No dia 16 de Março de 2019, há mais de um ano atrás, escrevia o seguinte na minha (longa) lista de ideias para artigos: Lisboa e o negócio esclavagista. Era somente uma ideia embrionária, que surgiu depois de ter visitado os museus de Bristol, onde falavam sobre como a cidade prosperou à custa de muitos escravos africanos. Ainda não sabia bem o que queria escrever sobre o assunto. Tinha apenas a certeza de que gostaria de abordar um dos passados mais sombrios da minha cidade.
Lisboa sempre foi a minha cidade preferida. Continuo a percorrer o Mundo, a conhecer outras cidades, outros locais, para saber se há algum do qual goste mais do que de Lisboa. Até agora, ainda não encontrei. Há cidades que me roubaram um bocadinho do coração, como Praga, Budapeste, ou Roma. Mas nenhuma me fez apaixonar como Lisboa. E, quando se ama realmente alguém (ou alguma cidade), amamos “apesar de”. Seria fácil amar Lisboa “porque”.
Porque tem colinas que pintam e embelezam a paisagem. Porque tem uma luz tão característica e única, que nunca encontrei em mais nenhum lugar. Porque tem parques, jardins e recantos escondidos. Porque o espírito bairrista e a multiculturalidade se entrelaçam. Porque tem miradouros de cortar a respiração. Porque as suas ruas são animadas por eléctricos amarelos e azulejos de todas as cores. Porque o Tejo está sempre por perto, e cidades com rios são mais especiais. Porque, porque, porque…
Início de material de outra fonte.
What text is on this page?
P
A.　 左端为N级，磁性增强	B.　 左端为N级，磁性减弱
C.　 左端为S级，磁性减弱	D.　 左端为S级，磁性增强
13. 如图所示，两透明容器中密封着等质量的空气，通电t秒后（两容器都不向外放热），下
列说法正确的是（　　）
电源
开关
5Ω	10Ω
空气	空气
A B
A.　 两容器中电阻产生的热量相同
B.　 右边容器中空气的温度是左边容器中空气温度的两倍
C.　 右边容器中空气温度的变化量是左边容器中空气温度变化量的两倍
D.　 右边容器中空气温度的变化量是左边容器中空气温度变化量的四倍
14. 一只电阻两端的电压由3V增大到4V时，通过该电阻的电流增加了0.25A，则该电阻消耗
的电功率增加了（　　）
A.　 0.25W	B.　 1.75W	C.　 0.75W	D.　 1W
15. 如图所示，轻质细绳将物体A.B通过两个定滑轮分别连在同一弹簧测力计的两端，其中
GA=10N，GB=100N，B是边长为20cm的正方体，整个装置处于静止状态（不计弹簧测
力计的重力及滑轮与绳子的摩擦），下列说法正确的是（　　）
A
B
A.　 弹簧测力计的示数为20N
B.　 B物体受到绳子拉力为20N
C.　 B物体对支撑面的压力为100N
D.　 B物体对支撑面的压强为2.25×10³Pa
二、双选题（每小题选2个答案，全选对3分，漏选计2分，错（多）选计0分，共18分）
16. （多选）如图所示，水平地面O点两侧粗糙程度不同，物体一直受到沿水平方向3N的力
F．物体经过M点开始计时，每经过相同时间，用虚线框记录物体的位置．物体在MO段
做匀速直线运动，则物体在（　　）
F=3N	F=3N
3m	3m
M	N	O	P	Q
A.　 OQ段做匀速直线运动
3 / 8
No entanto, Lisboa também tem um passado, por vezes não tão glamoroso. Tal como na minha ideia embrionária, ainda quero escrever apenas sobre o papel de Lisboa no comércio atlântico de escravos. Embora partindo desse ponto, hoje os meus dedos levaram-se a escrever sobre alguns episódios que assombram o passado histórico da actual capital portuguesa. Episódios esses que me fazem amar a cidade “apesar de…”.
O massacre de judeus em 1506
Na Páscoa de 1506, os ânimos estavam exaltados devido a uma peste, que teria vindo de Roma a bordo das naus do arcebispo de Braga. Os fiéis terão visto um milagre junto à Igreja de São Domingos, que foi rapidamente desmentido por um incauto cristão-novo. A fúria popular fez-se sentir, e o homem terá sido espancado até à morte pela multidão.
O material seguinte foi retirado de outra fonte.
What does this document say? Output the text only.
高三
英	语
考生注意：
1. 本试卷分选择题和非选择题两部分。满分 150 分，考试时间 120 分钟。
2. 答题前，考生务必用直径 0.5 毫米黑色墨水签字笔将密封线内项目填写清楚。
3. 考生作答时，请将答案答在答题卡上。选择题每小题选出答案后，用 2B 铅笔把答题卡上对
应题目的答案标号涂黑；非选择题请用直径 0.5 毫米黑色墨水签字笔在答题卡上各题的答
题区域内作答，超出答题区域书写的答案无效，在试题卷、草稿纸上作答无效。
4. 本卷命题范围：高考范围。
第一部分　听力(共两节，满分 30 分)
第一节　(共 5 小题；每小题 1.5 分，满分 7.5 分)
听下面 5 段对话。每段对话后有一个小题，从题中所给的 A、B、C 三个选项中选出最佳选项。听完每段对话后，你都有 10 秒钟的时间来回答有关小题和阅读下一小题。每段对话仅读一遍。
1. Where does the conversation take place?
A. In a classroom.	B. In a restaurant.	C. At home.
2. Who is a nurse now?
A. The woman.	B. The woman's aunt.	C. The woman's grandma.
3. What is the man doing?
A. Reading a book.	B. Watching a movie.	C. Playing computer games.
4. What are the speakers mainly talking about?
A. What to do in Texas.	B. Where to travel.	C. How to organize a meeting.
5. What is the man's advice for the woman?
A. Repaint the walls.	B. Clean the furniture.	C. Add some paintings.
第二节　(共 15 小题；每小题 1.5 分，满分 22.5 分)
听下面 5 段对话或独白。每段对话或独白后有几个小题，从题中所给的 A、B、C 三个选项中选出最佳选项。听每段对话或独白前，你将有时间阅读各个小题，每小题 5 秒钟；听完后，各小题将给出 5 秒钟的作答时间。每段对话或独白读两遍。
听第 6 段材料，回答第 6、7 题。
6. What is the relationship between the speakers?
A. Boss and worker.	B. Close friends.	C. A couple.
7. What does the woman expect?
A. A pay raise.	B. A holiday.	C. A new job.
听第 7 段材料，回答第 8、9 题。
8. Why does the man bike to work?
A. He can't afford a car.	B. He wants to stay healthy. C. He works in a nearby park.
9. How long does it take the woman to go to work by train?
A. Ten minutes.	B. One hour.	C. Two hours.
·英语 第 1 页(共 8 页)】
Incitada pelos frades dominicanos, a população lisboeta começou um autêntico massacre. Durante três dias, foram mortas perto de 2000 pessoas, que se viram arrastadas das ruas e de suas casas, e queimadas em fogueiras. No Largo de São Domingos, vemos uma referência a estes dias.

O Tribunal da Santa Inquisição e os autos de fé
O papa estabeleceu a inquisição em Portugal em 1536, no reinado de D. João III. O Tribunal da Santa Inquisição instalou-se no Palácio dos Estaus, no Rossio. Hoje, é ali que se encontra o Teatro Nacional D. Maria II.
O primeiro auto de fé teve lugar em 1540. Decorriam em praças públicas da cidade, e eram extremamente frequentados. Se os prisioneiros continuassem a rejeitar a Igreja Católica, eram queimados vivos. No entanto, se mostrassem arrependimento e decidissem seguir o catolicismo, seriam absolvidos.

A escravatura e os mercados de escravos
A partir do século XVI, o Terreiro do Paço foi palco do desembarque de escravos vindos de África. As viagens tinham uma duração imprevisível, e as pessoas eram transportadas em condições desumanas. Ao chegar, eram distribuídas para venda pelos diversos mercados de escravos existentes na cidade.
Um dos mercados mais importantes ficava no antigo Largo do Pelourinho Velho. Os escravos eram divididos em lotes, e ficavam a aguardar serem comprados. A abolição da escravatura em todos os territórios portugueses, foi apenas definitivamente completada em 1869.

Haveria muitos mais episódios que podia referir. Deixo estes três, para reflectimos um pouco. Porque todas as cidades têm luz mas também têm sombra. A beleza está em conhecer os dois lados, e amar a cidade ainda assim.